Шутки попадали недалеко от больного места, и Володе стоило немалого усилия не выказать этого, не рассердиться. Раз, однако, он не вытерпел, вспылил и попросил одного из смехунов прекратить шутки, «потому что они ему не нравятся». В глаза шутить перестали, но за глаза уже серьезно жалели его, когда видели засиживавшегося над раскрытою книгой, с глазами, устремленными куда-то в пространство, что стало случаться чаще и чаще.
По правде сказать, сначала он и сам не мог бы объяснить, что за тоска напала на него — смутная и в то же время неотвязная. Во все часы дня, и особенно просыпаясь по утрам, чувствовал он, что ему предстоит считаться и разделываться с чем-то интимным, но нехорошим и порядочно для него обидным; и чем больше думал он, тем крепче останавливался на мысли, что произошло что-то непочетное для его самолюбия.
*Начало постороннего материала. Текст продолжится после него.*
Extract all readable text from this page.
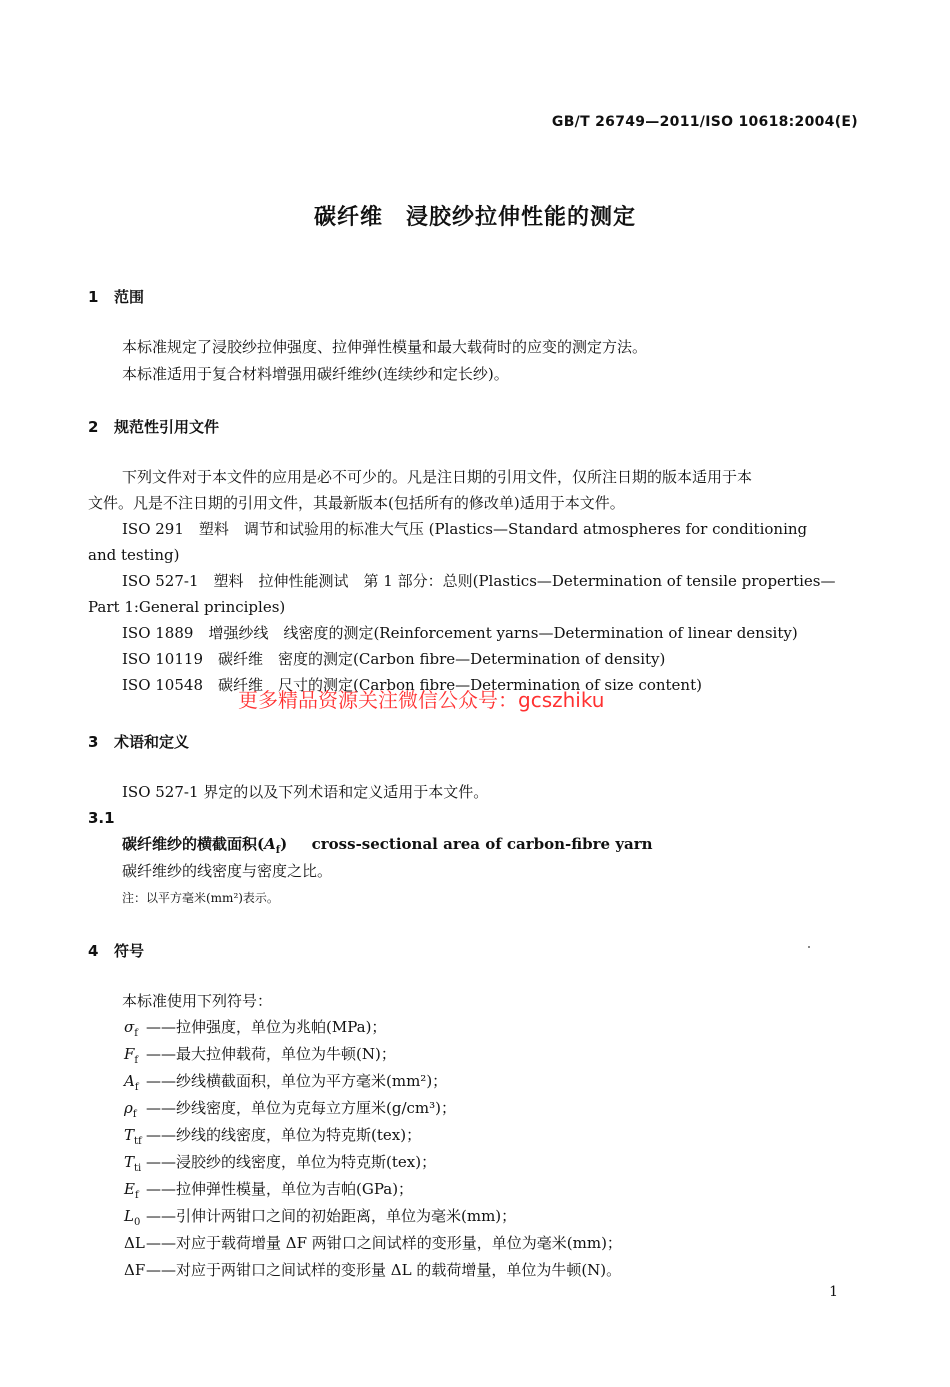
GB/T 26749—2011/ISO 10618:2004(E)
碳纤维　浸胶纱拉伸性能的测定
1 范围
本标准规定了浸胶纱拉伸强度、拉伸弹性模量和最大载荷时的应变的测定方法。
本标准适用于复合材料增强用碳纤维纱(连续纱和定长纱)。
2 规范性引用文件
下列文件对于本文件的应用是必不可少的。凡是注日期的引用文件，仅所注日期的版本适用于本
文件。凡是不注日期的引用文件，其最新版本(包括所有的修改单)适用于本文件。
ISO 291　塑料　调节和试验用的标准大气压 (Plastics—Standard atmospheres for conditioning
and testing)
ISO 527-1　塑料　拉伸性能测试　第 1 部分：总则(Plastics—Determination of tensile properties—
Part 1:General principles)
ISO 1889　增强纱线　线密度的测定(Reinforcement yarns—Determination of linear density)
ISO 10119　碳纤维　密度的测定(Carbon fibre—Determination of density)
ISO 10548　碳纤维　尺寸的测定(Carbon fibre—Determination of size content)
更多精品资源关注微信公众号：gcszhiku
3 术语和定义
ISO 527-1 界定的以及下列术语和定义适用于本文件。
3.1
碳纤维纱的横截面积$(A_f)$ cross-sectional area of carbon-fibre yarn
碳纤维纱的线密度与密度之比。
注：以平方毫米(mm²)表示。
4 符号
本标准使用下列符号：
$\sigma_f$ ——拉伸强度，单位为兆帕(MPa)；
$F_f$ ——最大拉伸载荷，单位为牛顿(N)；
$A_f$ ——纱线横截面积，单位为平方毫米(mm²)；
$\rho_f$ ——纱线密度，单位为克每立方厘米(g/cm³)；
$T_{tf}$ ——纱线的线密度，单位为特克斯(tex)；
$T_{ti}$ ——浸胶纱的线密度，单位为特克斯(tex)；
$E_f$ ——拉伸弹性模量，单位为吉帕(GPa)；
$L_0$ ——引伸计两钳口之间的初始距离，单位为毫米(mm)；
ΔL——对应于载荷增量 ΔF 两钳口之间试样的变形量，单位为毫米(mm)；
ΔF——对应于两钳口之间试样的变形量 ΔL 的载荷增量，单位为牛顿(N)。
1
Первое время по возвращении и пребывании в отряде он сравнительно меньше думал о перемене своих отношений к Наталке, смотрел на дело довольно хладнокровно и снисходительно. «И любовь ко мне была каприз, — думал он, — и это еще новый каприз, — считать их за хорошенькими девушками, значит, терять напрасно время; одним больше, одним меньше — не все ли это равно?» Но с течением времени, отчасти под влиянием шуток товарищей, тотчас заметивших и понявших его дурное расположение духа, он незаметно пришел к более нетерпимому образу мыслей.